NASA live streaming event | Calling All Radio Enthusiasts!

NASA Eclipse 2017 Live – Streaming Video of August 21 Total Solar Eclipse

The following information is courtesy of NASA:

https://www.nasa.gov/eclipselive

On Monday, August 21, 2017, all of North America will be treated to an eclipse of the sun. Viewers around the world will be provided a wealth of images captured before, during, and after the eclipse by 11 spacecraft, at least three NASA aircraft, more than 50 high-altitude balloons, and the astronauts aboard the International Space Station – each offering a unique vantage point for the celestial event.

Live video streams of the August 21 total solar eclipse, from NASA Television and locations across the country, will be available at https://www.nasa.gov/eclipselive

12 p.m. EDT – Eclipse Preview Show, hosted from Charleston, South Carolina.

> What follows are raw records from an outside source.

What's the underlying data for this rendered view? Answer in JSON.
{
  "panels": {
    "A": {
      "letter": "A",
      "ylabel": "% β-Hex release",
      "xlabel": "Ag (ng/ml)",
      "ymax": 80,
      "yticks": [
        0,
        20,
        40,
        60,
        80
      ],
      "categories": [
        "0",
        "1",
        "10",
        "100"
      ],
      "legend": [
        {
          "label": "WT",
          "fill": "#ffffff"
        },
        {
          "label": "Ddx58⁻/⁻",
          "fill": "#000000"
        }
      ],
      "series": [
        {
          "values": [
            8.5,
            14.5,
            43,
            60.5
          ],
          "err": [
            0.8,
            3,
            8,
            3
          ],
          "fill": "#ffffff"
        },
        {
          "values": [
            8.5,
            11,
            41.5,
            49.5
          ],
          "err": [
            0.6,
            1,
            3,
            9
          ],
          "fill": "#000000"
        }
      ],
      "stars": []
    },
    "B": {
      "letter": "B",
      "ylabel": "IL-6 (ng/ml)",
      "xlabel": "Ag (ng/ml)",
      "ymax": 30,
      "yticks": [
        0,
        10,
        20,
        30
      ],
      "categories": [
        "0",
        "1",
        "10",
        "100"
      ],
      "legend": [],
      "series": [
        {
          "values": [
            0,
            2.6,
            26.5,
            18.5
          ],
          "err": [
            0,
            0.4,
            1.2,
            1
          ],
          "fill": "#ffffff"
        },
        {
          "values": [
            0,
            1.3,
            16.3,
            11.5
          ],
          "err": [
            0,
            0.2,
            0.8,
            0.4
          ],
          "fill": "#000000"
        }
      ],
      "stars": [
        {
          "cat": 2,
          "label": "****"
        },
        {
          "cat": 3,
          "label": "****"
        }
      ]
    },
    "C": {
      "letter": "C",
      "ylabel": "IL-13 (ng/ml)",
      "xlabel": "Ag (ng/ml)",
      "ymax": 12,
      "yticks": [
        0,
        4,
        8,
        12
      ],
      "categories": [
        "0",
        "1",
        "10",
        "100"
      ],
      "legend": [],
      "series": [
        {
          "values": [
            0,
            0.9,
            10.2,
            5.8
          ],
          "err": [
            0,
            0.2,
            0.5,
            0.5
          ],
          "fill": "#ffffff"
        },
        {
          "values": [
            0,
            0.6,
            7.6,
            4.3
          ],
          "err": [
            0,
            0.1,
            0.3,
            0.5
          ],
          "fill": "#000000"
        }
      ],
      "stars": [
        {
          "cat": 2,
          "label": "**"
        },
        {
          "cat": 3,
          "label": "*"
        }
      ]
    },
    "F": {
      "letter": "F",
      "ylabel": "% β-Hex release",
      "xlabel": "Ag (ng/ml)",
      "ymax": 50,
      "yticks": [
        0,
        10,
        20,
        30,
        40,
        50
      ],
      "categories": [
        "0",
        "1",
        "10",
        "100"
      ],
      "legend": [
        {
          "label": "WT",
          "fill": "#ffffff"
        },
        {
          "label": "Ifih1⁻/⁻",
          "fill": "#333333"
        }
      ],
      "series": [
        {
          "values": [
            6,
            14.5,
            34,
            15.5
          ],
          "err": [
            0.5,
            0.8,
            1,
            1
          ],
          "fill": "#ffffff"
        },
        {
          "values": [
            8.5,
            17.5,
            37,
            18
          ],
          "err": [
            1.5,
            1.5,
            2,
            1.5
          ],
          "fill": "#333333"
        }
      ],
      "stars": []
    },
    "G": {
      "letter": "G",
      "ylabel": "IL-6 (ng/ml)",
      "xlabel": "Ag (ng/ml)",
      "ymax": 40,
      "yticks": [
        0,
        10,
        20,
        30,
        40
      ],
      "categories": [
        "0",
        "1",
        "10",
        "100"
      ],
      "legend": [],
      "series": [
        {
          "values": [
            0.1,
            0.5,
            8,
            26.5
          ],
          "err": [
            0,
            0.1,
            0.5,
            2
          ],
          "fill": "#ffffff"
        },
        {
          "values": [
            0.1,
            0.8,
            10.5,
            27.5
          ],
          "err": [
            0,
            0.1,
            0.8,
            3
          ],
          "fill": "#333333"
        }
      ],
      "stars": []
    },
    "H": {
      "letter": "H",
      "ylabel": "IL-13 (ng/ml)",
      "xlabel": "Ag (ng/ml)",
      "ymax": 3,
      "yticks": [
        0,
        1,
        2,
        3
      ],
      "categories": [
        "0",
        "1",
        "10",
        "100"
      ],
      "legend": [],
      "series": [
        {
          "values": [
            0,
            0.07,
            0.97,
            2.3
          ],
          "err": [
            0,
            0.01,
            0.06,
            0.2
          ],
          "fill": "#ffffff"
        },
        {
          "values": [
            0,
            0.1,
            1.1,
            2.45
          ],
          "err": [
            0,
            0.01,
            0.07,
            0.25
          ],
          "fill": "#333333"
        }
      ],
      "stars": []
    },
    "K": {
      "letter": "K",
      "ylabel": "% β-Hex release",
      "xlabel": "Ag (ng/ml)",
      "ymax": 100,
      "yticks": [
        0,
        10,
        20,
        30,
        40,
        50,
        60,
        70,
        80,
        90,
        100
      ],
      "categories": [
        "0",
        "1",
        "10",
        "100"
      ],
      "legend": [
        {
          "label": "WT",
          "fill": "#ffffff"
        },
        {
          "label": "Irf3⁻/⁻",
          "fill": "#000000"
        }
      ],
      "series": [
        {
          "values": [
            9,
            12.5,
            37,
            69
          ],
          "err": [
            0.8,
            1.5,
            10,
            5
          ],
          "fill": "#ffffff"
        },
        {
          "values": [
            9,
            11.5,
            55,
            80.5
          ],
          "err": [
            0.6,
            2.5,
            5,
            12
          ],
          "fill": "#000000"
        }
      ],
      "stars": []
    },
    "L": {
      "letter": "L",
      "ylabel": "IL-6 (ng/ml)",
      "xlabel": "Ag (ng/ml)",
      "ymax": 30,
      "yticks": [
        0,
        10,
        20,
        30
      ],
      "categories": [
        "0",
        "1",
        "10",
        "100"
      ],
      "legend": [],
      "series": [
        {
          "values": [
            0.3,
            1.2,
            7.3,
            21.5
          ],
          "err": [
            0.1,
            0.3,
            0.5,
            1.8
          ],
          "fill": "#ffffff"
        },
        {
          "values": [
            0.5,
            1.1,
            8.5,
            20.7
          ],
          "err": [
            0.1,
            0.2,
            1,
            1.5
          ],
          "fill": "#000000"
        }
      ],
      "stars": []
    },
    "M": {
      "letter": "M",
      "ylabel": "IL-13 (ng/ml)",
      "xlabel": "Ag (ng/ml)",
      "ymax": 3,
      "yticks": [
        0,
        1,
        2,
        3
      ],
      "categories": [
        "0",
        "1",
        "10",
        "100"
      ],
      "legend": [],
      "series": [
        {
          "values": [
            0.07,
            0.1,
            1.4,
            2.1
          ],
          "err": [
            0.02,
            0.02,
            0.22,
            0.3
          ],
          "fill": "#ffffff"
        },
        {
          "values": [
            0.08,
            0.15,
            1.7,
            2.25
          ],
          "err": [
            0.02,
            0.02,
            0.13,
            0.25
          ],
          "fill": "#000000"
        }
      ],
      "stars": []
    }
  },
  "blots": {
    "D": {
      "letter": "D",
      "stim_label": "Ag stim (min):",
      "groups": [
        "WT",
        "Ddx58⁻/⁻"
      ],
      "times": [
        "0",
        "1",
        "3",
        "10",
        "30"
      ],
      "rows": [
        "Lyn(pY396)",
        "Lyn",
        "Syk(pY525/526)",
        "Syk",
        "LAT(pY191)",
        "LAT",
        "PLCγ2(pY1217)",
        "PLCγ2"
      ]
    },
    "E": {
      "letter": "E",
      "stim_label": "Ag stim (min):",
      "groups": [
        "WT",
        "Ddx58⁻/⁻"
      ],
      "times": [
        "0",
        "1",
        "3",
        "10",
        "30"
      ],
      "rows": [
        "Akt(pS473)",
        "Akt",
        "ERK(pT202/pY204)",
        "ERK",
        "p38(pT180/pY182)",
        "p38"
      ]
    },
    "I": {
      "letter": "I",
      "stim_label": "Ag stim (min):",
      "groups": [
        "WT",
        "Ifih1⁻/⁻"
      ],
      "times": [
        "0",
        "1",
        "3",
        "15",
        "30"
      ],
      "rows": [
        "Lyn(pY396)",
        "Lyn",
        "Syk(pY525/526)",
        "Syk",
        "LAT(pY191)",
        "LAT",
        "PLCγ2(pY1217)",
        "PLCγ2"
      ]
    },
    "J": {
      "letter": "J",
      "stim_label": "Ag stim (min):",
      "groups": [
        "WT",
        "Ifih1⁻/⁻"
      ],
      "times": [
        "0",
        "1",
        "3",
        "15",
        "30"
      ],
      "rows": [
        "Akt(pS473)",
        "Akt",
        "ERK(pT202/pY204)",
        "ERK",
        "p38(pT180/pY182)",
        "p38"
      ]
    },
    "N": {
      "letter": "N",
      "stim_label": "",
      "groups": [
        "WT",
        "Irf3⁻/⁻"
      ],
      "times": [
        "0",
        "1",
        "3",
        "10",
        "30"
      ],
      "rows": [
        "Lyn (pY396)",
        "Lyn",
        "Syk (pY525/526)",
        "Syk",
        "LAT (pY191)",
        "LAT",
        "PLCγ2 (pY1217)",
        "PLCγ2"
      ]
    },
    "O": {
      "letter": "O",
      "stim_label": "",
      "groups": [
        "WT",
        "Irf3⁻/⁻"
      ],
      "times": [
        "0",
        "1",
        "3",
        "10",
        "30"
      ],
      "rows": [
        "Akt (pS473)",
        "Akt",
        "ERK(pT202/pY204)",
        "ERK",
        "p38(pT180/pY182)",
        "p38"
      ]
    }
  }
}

1 p.m. EDT – Solar Eclipse: Through the Eyes of NASA.

This show will cover the path of totality the eclipse will take across the United States, from Oregon to South Carolina. The program will feature views from NASA research aircraft, high-altitude balloons, satellites and specially-modified telescopes. It also will include live reports from Charleston, as well as from Salem, Oregon; Idaho Falls, Idaho; Beatrice, Nebraska; Jefferson City, Missouri; Carbondale, Illinois; Hopkinsville, Kentucky; and Clarksville, Tennessee.


Calling All Radio Enthusiasts!

TCA “All Things Digital” columnist Robert Mazur, VA3ROM, has added a new page to his website for the upcoming “Great American Solar Eclipse 2017” on Monday, August 21. The webpage is geared towards Amateur Radio hobbyists.

Here is an excerpt from his page:

On August 21, 2017 a total solar eclipse tracks across America with the path of totality from the US northwest left coast southeast towards the right coast. Canadians will experience a partial eclipse of varying percentage of the sun covered up by the moon and the ionosphere may or may not experience increased radio propagation from the 40 metre band on down as day becomes twilight or night for a few minutes depending on your location (the lower the frequency the more pronounced the effect). Many commercial US AM radio stations, located in the path of totality, are having special Solar Eclipse broadcasts to see how far their normal daylight transmissions are extended by totality with the disappearance of the ionosphere’s D (absorption) layer during totality, which may increase AM radio propagation to near night time distances albeit for only a few minutes.

Maximum solar ionization for any given area (solar ultraviolet irradiation of the ionosphere) occurs between 2 to 3 pm local time. All regions in the Americas with mid-eclipse occurring during this time, but outside of totality, may experience brief increases in low band propagation if enough of the sun is covered and the ionosphere can cool down enough to allow free electrons to recombine with ions over your head (very high above). The US areas in the path of totality will definitely have markedly increased low band propagation with the brighter stars becoming visible!

The CG3EXP WSPR triband data beacon (onboard the Canada C3 Expedition ship Polar Prince) will be transmitting from the high Arctic at that time (west of Resolute, Nunavut) in the famous Northwest Passage and inside the Aurora Borealis ring. Its beacon transmissions may or may not be affected as they travel south into areas of increasing solar coverage. This is an Amateur Radio first to have a roving high Arctic WSPR beacon operating during the eclipse, along with hundreds of Amateur Radio and other hobbyist receiving and transmitting stations on the air for this historic event. There are thousands of websites dedicated to this one very important and significant solar eclipse, which will probably be the most monitored, recorded and analyzed in history, so I’ve only provided a handful of those sites specifically related to radio. Many of us are also amateur astronomers and we’ll be outside watching the eclipse as our robot receiving (or transmitting stations) silently do their work.

It would be great to have as many Amateur Radio operators and other radio hobbyists on air a few hours before, during and after the solar eclipse transmitting, receiving (or both) and streaming real-time propagation data to the WSPRnet (WSPR), or Reverse Beacon Network (Morse and RTTY) or PSK Reporter (PSK and JT modes). This invaluable data will be used by hobbyists, scientists and researchers (worldwide) studying radio propagation and the ionosphere.

For those interested in the non-radio aspects of the eclipse, if you have a PWS (personal weather station) feeding related weather web servers (Weather Underground, et al) or just a simple digital (or analog) data display with no Internet connectivity will work. Even a partial eclipse could have slight effects on air/dewpoint temperatures, relative humidty, wind speed and direction, which you can observe and record. For those in the US in the path of totality, day will become night with sudden and dramatic meteorological changes.